Jane studied her father's face for a moment, and then thrust the drawings aside with a sudden and remorseful sweep. For he looked tired and worn, and in the slight pallor of his face she noted the deepening of old wrinkles and the appearance of new ones. "You poor old pa!" she cried, "I didn't mean to worry you. It can wait, of course; and the more we learn about building in the meanwhile the better we shall be prepared for this when the time comes round."
She looked into his eyes; they seemed to her both haggard and appealing. "I declare, you look just dragged out. Poor pal—just bother, bother, bother. Something at the store?"
"There's always something at the store," he said, looking away. "I haven't been feeling very well all day. I guess I didn't get my full share of sleep last night."
Yes, there was always something at the store, and this time it was an affair between Belden and the South town assessor. Belden—largely on his own account, certainly without anything like a consultation—had undertaken to secure a revaluation of the warehouse property; and he had been so successful (through the use of arguments by which an assessor may be moved) as to get a figure even lower than that of the previous year, despite the increased value of the building. Unfortunately, he had selected the very time when the scandalous inequality in assessments was engaging the attention of an ambitious evening paper; and this paper had just printed a cut of the enlarged building in juxtaposition to some small retail grocery in a remote ward and precinct, which was assessed in a ratio ten times as great—a vivid illustration of the manner in which the rich were favored at the expense of the poor. Marshall felt himself put forward as a criminal—a malefactor; he was assured, furthermore, that a man who offered a bribe was worse than the man who accepted it.
He might have added too, that Belden was showing some disposition to divert the house from its old conservative paths into the wild courses of speculation.
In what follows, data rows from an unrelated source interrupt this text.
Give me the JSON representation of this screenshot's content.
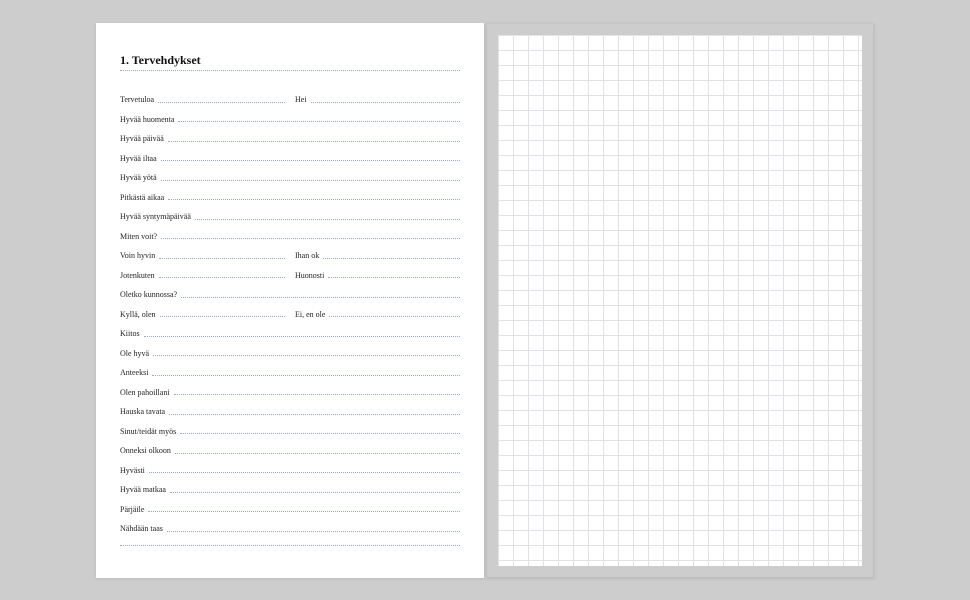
{
  "heading": "1. Tervehdykset",
  "rows": [
    {
      "cols": [
        "Tervetuloa",
        "Hei"
      ]
    },
    {
      "cols": [
        "Hyvää huomenta"
      ]
    },
    {
      "cols": [
        "Hyvää päivää"
      ]
    },
    {
      "cols": [
        "Hyvää iltaa"
      ]
    },
    {
      "cols": [
        "Hyvää yötä"
      ]
    },
    {
      "cols": [
        "Pitkästä aikaa"
      ]
    },
    {
      "cols": [
        "Hyvää syntymäpäivää"
      ]
    },
    {
      "cols": [
        "Miten voit?"
      ]
    },
    {
      "cols": [
        "Voin hyvin",
        "Ihan ok"
      ]
    },
    {
      "cols": [
        "Jotenkuten",
        "Huonosti"
      ]
    },
    {
      "cols": [
        "Oletko kunnossa?"
      ]
    },
    {
      "cols": [
        "Kyllä, olen",
        "Ei, en ole"
      ]
    },
    {
      "cols": [
        "Kiitos"
      ]
    },
    {
      "cols": [
        "Ole hyvä"
      ]
    },
    {
      "cols": [
        "Anteeksi"
      ]
    },
    {
      "cols": [
        "Olen pahoillani"
      ]
    },
    {
      "cols": [
        "Hauska tavata"
      ]
    },
    {
      "cols": [
        "Sinut/teidät myös"
      ]
    },
    {
      "cols": [
        "Onneksi olkoon"
      ]
    },
    {
      "cols": [
        "Hyvästi"
      ]
    },
    {
      "cols": [
        "Hyvää matkaa"
      ]
    },
    {
      "cols": [
        "Pärjäile"
      ]
    },
    {
      "cols": [
        "Nähdään taas"
      ]
    }
  ]
}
His dash and daring found an outlet in an endeavor to manipulate the tea market, with less eye, perhaps, to profit than to prestige—to primacy in the trade. The old man had given but a half-hearted assent; he felt the credit, if any were involved, would outrun the profit, and that the promise of profit was too little to justify all the worry and care.
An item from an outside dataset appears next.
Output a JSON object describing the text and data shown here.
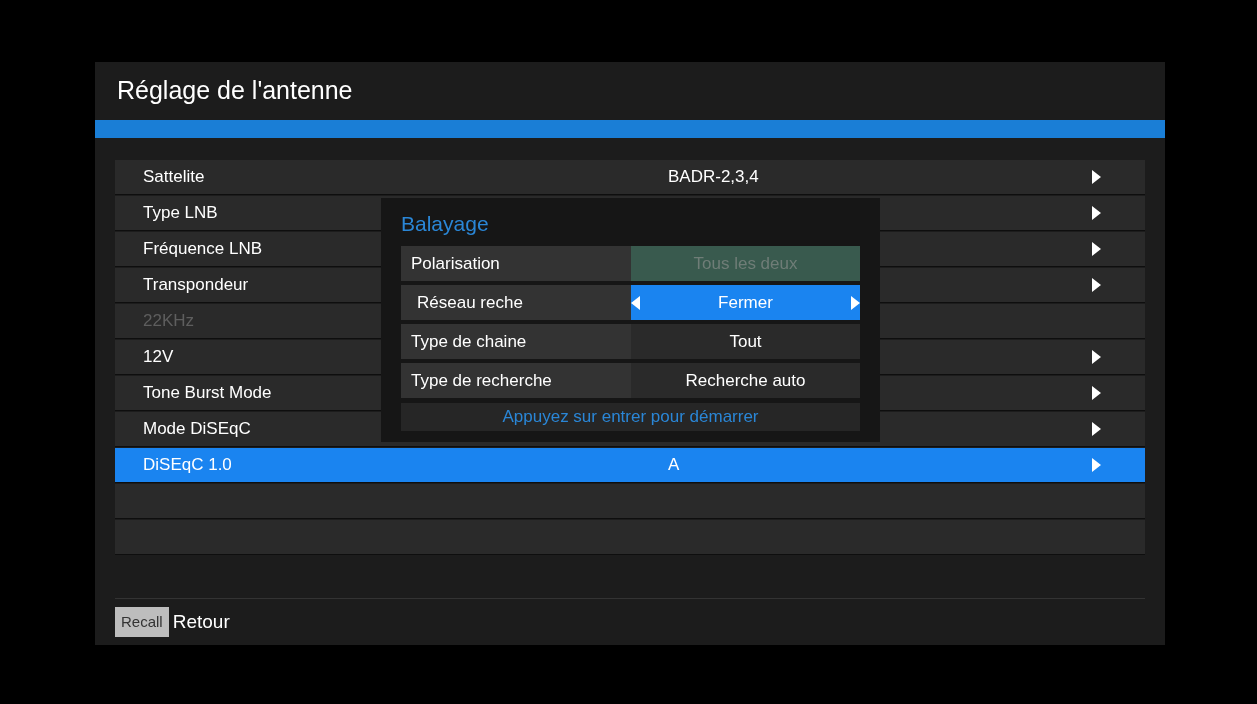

Nor was Jane's own enterprise, meanwhile, wholly free from difficulties. There were distinctly days when the postponement of the millennium seemed indefinite—when there appeared to be enough human nature remaining in the world to secure the present state of things for many years to come.
"It's a good deal more complicated than I thought," she confessed to her aunt Lydia, upon calling, one day, to invite her to visit the institution and to inspect its workings. "Now, Miss Casey and Miss Erlanger, for example, get along together all right, because Miss Casey is the cashier in an insurance office, and Miss Erlanger is the stenographer for a railroad president. Both of them kind of edge off from some of the salesladies; and the salesladies are pretty nearly as bad among themselves. Miss Maddox, who sells gloves on the first floor of Bernstein's Bazaar, never quite wants to sit at the same table with Miss Slopinka, who sells bolts and padlocks in the basement. So we have to trim and fuss and compromise all the time; in fact, we've been obliged to take in another room or two. However, that makes all the more to see."